Preface

This volume tells the story of computer science in the words that created the field. The collection came into being for two reasons. First, to relieve 21st-century readers of the misimpression that the established conventions of the field were handed down to contemporary culture in finished form. Computer science has a rich family history that should be known to students and practitioners of the field. And second, to help readers see how important new ideas come to be, how tentative, clumsy baby steps become graceful, progressive strides—or sometimes go nowhere for years and then are taken up again after a long delay. The field is still young and dynamic; anyone looking around it today might see some novelty that will be tomorrow’s canon, hardly recognizable in its infancy.

To tell this story I have selected, with considerable anxiety, 46 papers from the earliest times to 1980, and have introduced each with a brief context-setting essay. Each of these papers made a memorable contribution to the field. Many others might have been selected in addition to or instead of these, and the 1980 cut-off date is arbitrary—though it does represent a moment when the field became so diversified as to defy summation in a small collection like this one.

This book is an educational volume documenting the origins of the field, and neither a critical edition of the papers nor a history of the field. The Introduction sets the papers in their historical context, but for those seeking a more thorough and nuanced account of historical developments, Priestley (2011) successfully avoids both over-reliance on self-interested recollections of the principals and post hoc ergo propter hoc fallacies. For the early history of computing machines, the reader is referred to Pratt (1987) and Jones (2016).

This volume is suitable for a one-semester course aimed at graduate students or advanced undergraduates, and has been used for that purpose at both Harvard and MIT. It can also serve as a guided tour for a curious professional. Among the factors considered when selecting and editing papers were these:

1. Many papers are heavily excerpted, both to focus on the key contributions and to omit technical details no longer of great interest. For example, I have omitted the ugly details of Turing’s code for his universal machine. Omitted text is indicated throughout by use of an ellipsis (). Needless to say, readers hungry for more detail should track down the full papers. Each chapter begins with the bibliographic reference for the paper, though the year in the bibliographic citation may not match the year included with the title, since some papers were presented orally first or revised after their first publication. Moreover, the invention or discovery documented in the paper may have occurred earlier than the publication date.

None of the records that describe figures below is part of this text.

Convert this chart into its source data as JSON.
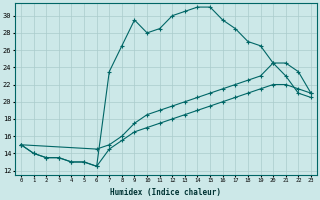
{
  "xlabel": "Humidex (Indice chaleur)",
  "bg_color": "#cce8e8",
  "grid_color": "#aacccc",
  "line_color": "#006666",
  "xlim": [
    -0.5,
    23.5
  ],
  "ylim": [
    11.5,
    31.5
  ],
  "yticks": [
    12,
    14,
    16,
    18,
    20,
    22,
    24,
    26,
    28,
    30
  ],
  "xticks": [
    0,
    1,
    2,
    3,
    4,
    5,
    6,
    7,
    8,
    9,
    10,
    11,
    12,
    13,
    14,
    15,
    16,
    17,
    18,
    19,
    20,
    21,
    22,
    23
  ],
  "line1_x": [
    0,
    1,
    2,
    3,
    4,
    5,
    6,
    7,
    8,
    9,
    10,
    11,
    12,
    13,
    14,
    15,
    16,
    17,
    18,
    19,
    20,
    21,
    22,
    23
  ],
  "line1_y": [
    15.0,
    14.0,
    13.5,
    13.5,
    13.0,
    13.0,
    12.5,
    23.5,
    26.5,
    29.5,
    28.0,
    28.5,
    30.0,
    30.5,
    31.0,
    31.0,
    29.5,
    28.5,
    27.0,
    26.5,
    24.5,
    23.0,
    21.0,
    20.5
  ],
  "line2_x": [
    0,
    6,
    7,
    8,
    9,
    10,
    11,
    12,
    13,
    14,
    15,
    16,
    17,
    18,
    19,
    20,
    21,
    22,
    23
  ],
  "line2_y": [
    15.0,
    14.5,
    15.0,
    16.0,
    17.5,
    18.5,
    19.0,
    19.5,
    20.0,
    20.5,
    21.0,
    21.5,
    22.0,
    22.5,
    23.0,
    24.5,
    24.5,
    23.5,
    21.0
  ],
  "line3_x": [
    0,
    1,
    2,
    3,
    4,
    5,
    6,
    7,
    8,
    9,
    10,
    11,
    12,
    13,
    14,
    15,
    16,
    17,
    18,
    19,
    20,
    21,
    22,
    23
  ],
  "line3_y": [
    15.0,
    14.0,
    13.5,
    13.5,
    13.0,
    13.0,
    12.5,
    14.5,
    15.5,
    16.5,
    17.0,
    17.5,
    18.0,
    18.5,
    19.0,
    19.5,
    20.0,
    20.5,
    21.0,
    21.5,
    22.0,
    22.0,
    21.5,
    21.0
  ]
}
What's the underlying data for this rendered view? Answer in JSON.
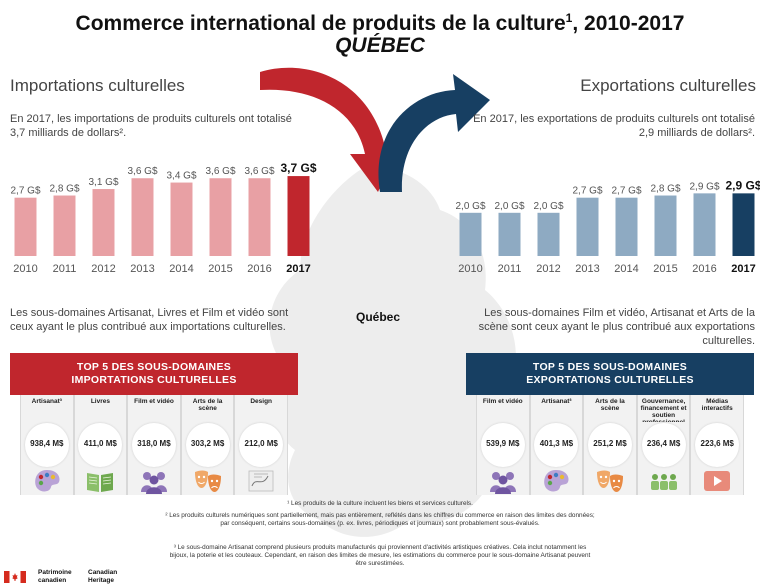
{
  "title": "Commerce international de produits de la culture",
  "title_sup": "1",
  "title_years": ", 2010-2017",
  "subtitle": "QUÉBEC",
  "imports": {
    "heading": "Importations culturelles",
    "intro": "En 2017, les importations de produits culturels ont totalisé 3,7 milliards de dollars².",
    "summary": "Les sous-domaines Artisanat, Livres et Film et vidéo sont ceux ayant le plus contribué aux importations culturelles.",
    "top5_title_line1": "TOP 5 DES SOUS-DOMAINES",
    "top5_title_line2": "IMPORTATIONS CULTURELLES",
    "top5": [
      {
        "label": "Artisanat³",
        "value": "938,4 M$",
        "icon": "palette-icon"
      },
      {
        "label": "Livres",
        "value": "411,0 M$",
        "icon": "book-icon"
      },
      {
        "label": "Film et vidéo",
        "value": "318,0 M$",
        "icon": "audience-icon"
      },
      {
        "label": "Arts de la scène",
        "value": "303,2 M$",
        "icon": "theatre-masks-icon"
      },
      {
        "label": "Design",
        "value": "212,0 M$",
        "icon": "design-sketch-icon"
      }
    ]
  },
  "exports": {
    "heading": "Exportations culturelles",
    "intro": "En 2017, les exportations de produits culturels ont totalisé 2,9 milliards de dollars².",
    "summary": "Les sous-domaines Film et vidéo, Artisanat et Arts de la scène sont ceux ayant le plus contribué aux exportations culturelles.",
    "top5_title_line1": "TOP 5 DES SOUS-DOMAINES",
    "top5_title_line2": "EXPORTATIONS CULTURELLES",
    "top5": [
      {
        "label": "Film et vidéo",
        "value": "539,9 M$",
        "icon": "audience-icon"
      },
      {
        "label": "Artisanat³",
        "value": "401,3 M$",
        "icon": "palette-icon"
      },
      {
        "label": "Arts de la scène",
        "value": "251,2 M$",
        "icon": "theatre-masks-icon"
      },
      {
        "label": "Gouvernance, financement et soutien professionnel",
        "value": "236,4 M$",
        "icon": "group-icon"
      },
      {
        "label": "Médias interactifs",
        "value": "223,6 M$",
        "icon": "play-icon"
      }
    ]
  },
  "map_label": "Québec",
  "notes": {
    "n1": "¹ Les produits de la culture incluent les biens et services culturels.",
    "n2": "² Les produits culturels numériques sont partiellement, mais pas entièrement, reflétés dans les chiffres du commerce en raison des limites des données; par conséquent, certains sous-domaines (p. ex. livres, périodiques et journaux) sont probablement sous-évalués.",
    "n3": "³ Le sous-domaine Artisanat comprend plusieurs produits manufacturés qui proviennent d'activités artistiques créatives. Cela inclut notamment les bijoux, la poterie et les couteaux. Cependant, en raison des limites de mesure, les estimations du commerce pour le sous-domaine Artisanat peuvent être surestimées."
  },
  "footer": {
    "fr": "Patrimoine canadien",
    "en": "Canadian Heritage"
  },
  "colors": {
    "import_accent": "#c0262d",
    "export_accent": "#173f62",
    "import_bar": "#e8a0a4",
    "export_bar": "#8eaac2"
  },
  "chart_data": [
    {
      "type": "bar",
      "title": "Importations culturelles",
      "categories": [
        "2010",
        "2011",
        "2012",
        "2013",
        "2014",
        "2015",
        "2016",
        "2017"
      ],
      "values": [
        2.7,
        2.8,
        3.1,
        3.6,
        3.4,
        3.6,
        3.6,
        3.7
      ],
      "labels": [
        "2,7 G$",
        "2,8 G$",
        "3,1 G$",
        "3,6 G$",
        "3,4 G$",
        "3,6 G$",
        "3,6 G$",
        "3,7 G$"
      ],
      "ylim": [
        0,
        4
      ]
    },
    {
      "type": "bar",
      "title": "Exportations culturelles",
      "categories": [
        "2010",
        "2011",
        "2012",
        "2013",
        "2014",
        "2015",
        "2016",
        "2017"
      ],
      "values": [
        2.0,
        2.0,
        2.0,
        2.7,
        2.7,
        2.8,
        2.9,
        2.9
      ],
      "labels": [
        "2,0 G$",
        "2,0 G$",
        "2,0 G$",
        "2,7 G$",
        "2,7 G$",
        "2,8 G$",
        "2,9 G$",
        "2,9 G$"
      ],
      "ylim": [
        0,
        4
      ]
    }
  ]
}
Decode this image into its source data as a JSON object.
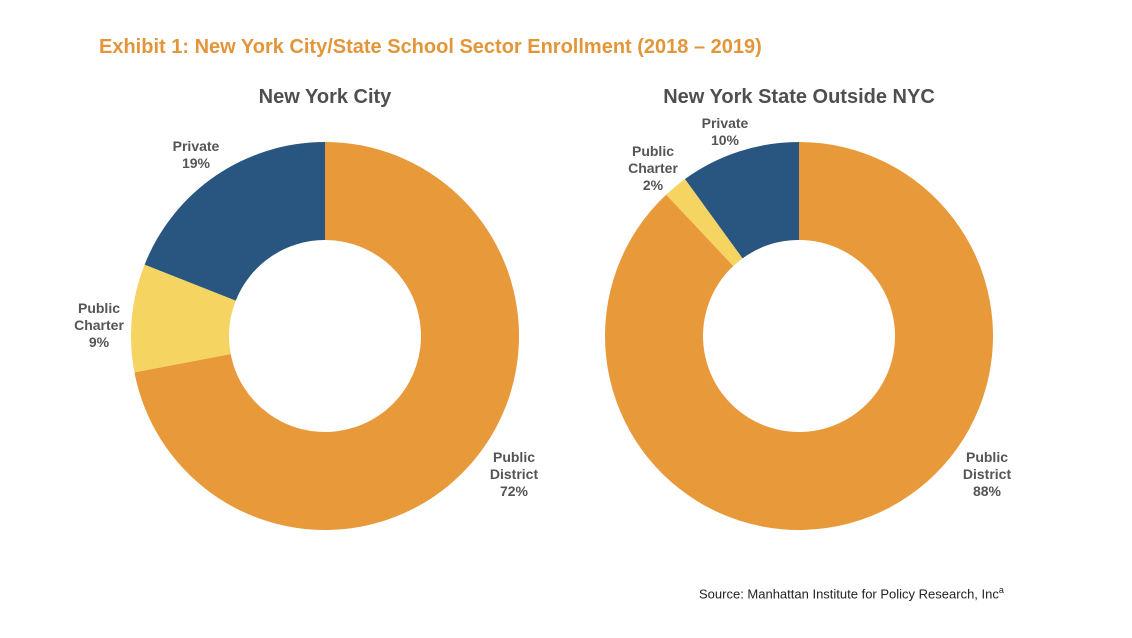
{
  "exhibit_title": "Exhibit 1: New York City/State School Sector Enrollment (2018 – 2019)",
  "source": {
    "text": "Source: Manhattan Institute for Policy Research, Inc",
    "superscript": "a"
  },
  "colors": {
    "title": "#e3953a",
    "public_district": "#e8993a",
    "public_charter": "#f6d462",
    "private": "#285680",
    "chart_title": "#4f4f4f",
    "label": "#555555"
  },
  "chart_data": [
    {
      "type": "pie",
      "donut": true,
      "title": "New York City",
      "slices": [
        {
          "name": "Public District",
          "label_lines": [
            "Public",
            "District",
            "72%"
          ],
          "value": 72,
          "color": "#e8993a"
        },
        {
          "name": "Public Charter",
          "label_lines": [
            "Public",
            "Charter",
            "9%"
          ],
          "value": 9,
          "color": "#f6d462"
        },
        {
          "name": "Private",
          "label_lines": [
            "Private",
            "19%"
          ],
          "value": 19,
          "color": "#285680"
        }
      ]
    },
    {
      "type": "pie",
      "donut": true,
      "title": "New York State Outside NYC",
      "slices": [
        {
          "name": "Public District",
          "label_lines": [
            "Public",
            "District",
            "88%"
          ],
          "value": 88,
          "color": "#e8993a"
        },
        {
          "name": "Public Charter",
          "label_lines": [
            "Public",
            "Charter",
            "2%"
          ],
          "value": 2,
          "color": "#f6d462"
        },
        {
          "name": "Private",
          "label_lines": [
            "Private",
            "10%"
          ],
          "value": 10,
          "color": "#285680"
        }
      ]
    }
  ]
}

2. I preferred short and readable papers to long or difficult papers, no matter how important.

3. I included only papers, not book extracts (with the exception of Boole’s The Laws of Thought and the title essay from Brooks’s collection The Mythical Man-Month).

4. I did not attempt to condense the defining reports for major programming languages such as FORTRAN, COBOL, or ALGOL, important though they were to the development of the field.

5. Important early efforts to systematize the field are also omitted, for example Curriculum 68 (Atchison et al., 1968) and the history of programming languages by Jean Sammet (1972).

6. The page count of authors included cannot be taken as a measure of their importance as computer scientists of the period. Donald Knuth would be under-represented by that standard and Edsger Dijkstra perhaps over-represented; great names such as Backus, Chomsky, Church, Floyd, Gray, Kleene, Newell, Lamport, Lampson, Rabin, Scott, and Tarjan are missing entirely. Apologies to anyone whose favorite paper or scientist did not make it in!

And a few purely editorial details.

  • All references have been moved to a common bibliography at the end of the book, and Chicago style citations are used throughout. Any document cited in the original paper but not cited within the excerpted part of the text of a paper has not been included in the bibliography.
  • Typographical errors in the original papers have been corrected, and punctuation has generally been standardized.
  • Section and figure numbering has been made uniform. §33.7 is section 7 (or perhaps the seventh unnumbered section) of the original paper that appears here as chapter 33.
  • The original numbering of theorems and lemmas has generally been retained.
  • Footnotes have been omitted or incorporated as parentheses in the running text.
  • In a few places, I have included editorial comments using the form “[EDITOR: The comment].”

For their careful proofreading I am grateful to the students of Harvard CS191 in 2019 and MIT 6.S897 in 2020. Brian Sapozhnikov and Adham Meguid were especially eagle-eyed. Thanks also to Peter Denning, Bill Gasarch, Warren Goldfarb, Matthew Lena, Maryanthe Malliaris, Tasha Schoenstein, Lloyd Strickland, Sherry Turkle, and Joel Wachman for their helpful comments and corrections. Of course, any remaining errors are solely my responsibility.